Muriel and Nicole Rayo are smiling for the first time after surgery for gingival fibromatosis.

Two young sisters have gotten brand new smiles, thanks to successful surgery to correct a rare dental condition that caused their gums to grow over their teeth.

Muriel Rayo, 12, and Nicole Rayo, 11, debuted their new smiles at a press conference Wednesday morning with the dentists and surgeons who treated them.

"I was happy and I was going to cry, but I couldn't," said Muriel. "I was so happy that I couldn't."

The girls, born with hereditary gingival fibromatosis, underwent surgery at Miami Children's Hospital to remove the excess gums and baby teeth, exposing their permanent teeth for the first time.

The sisters had never seen their permanent teeth before, and doctors said they had never seen anything like their conditions.
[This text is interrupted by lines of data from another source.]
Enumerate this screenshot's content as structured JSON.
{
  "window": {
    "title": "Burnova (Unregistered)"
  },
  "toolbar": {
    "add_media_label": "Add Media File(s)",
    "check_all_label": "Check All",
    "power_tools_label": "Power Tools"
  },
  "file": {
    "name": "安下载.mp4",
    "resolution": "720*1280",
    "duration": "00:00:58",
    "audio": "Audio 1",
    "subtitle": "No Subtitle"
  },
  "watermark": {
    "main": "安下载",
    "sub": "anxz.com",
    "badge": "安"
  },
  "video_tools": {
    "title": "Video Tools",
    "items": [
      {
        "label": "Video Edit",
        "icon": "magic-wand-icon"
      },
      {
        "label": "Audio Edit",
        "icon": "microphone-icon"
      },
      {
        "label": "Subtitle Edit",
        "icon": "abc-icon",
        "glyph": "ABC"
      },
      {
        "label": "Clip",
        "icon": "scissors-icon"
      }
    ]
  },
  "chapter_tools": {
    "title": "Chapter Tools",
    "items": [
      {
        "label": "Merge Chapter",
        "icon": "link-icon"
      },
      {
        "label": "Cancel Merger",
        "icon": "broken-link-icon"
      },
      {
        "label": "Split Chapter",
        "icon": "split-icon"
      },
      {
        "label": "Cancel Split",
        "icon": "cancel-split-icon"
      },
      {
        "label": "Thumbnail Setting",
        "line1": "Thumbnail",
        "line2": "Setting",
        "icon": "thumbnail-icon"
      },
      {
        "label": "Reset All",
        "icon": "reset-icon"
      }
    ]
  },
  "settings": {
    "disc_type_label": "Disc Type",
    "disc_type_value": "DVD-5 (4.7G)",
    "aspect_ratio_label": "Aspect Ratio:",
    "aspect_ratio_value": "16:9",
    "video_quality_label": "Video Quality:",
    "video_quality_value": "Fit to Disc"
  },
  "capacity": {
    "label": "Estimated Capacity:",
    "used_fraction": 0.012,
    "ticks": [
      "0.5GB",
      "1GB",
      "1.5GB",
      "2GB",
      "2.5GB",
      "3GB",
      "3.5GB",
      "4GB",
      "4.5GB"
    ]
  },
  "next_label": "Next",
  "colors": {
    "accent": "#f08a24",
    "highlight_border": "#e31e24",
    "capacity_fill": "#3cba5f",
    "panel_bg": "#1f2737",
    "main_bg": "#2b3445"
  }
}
Surgeon Thaddeus Boucree said cases like Muriel's and Nicole's are "basically one in a million."

"We see cases of gingival overgrowth, where the gums grow, but it's partial. It's really not to the [extent] or the severity of what these two girls had," said Dr. Maria Hernandez, post-grad director of the periodontal department at Nova Southeastern University.

Doctors credited the collaboration between several specialists and the Rayo sisters' positive attitudes with their success.

"Every time they came to the appointments they were so excited," said pediatric dentist Melissa Meincken.

But the girls' father said the years leading up to their transformation weren't all smiles.

"They always had problems at school," said father Norlan Rayo in Spanish. "They were made fun of."

When it comes to bullies, though, Muriel has some mature advice for anyone who gets picked on: "Keep going with your life, no matter what people say."

Braces are next for the pair, and they will have ongoing checkups for at least three years. Muriel said she isn't concerned and is ready to show the world her new smile.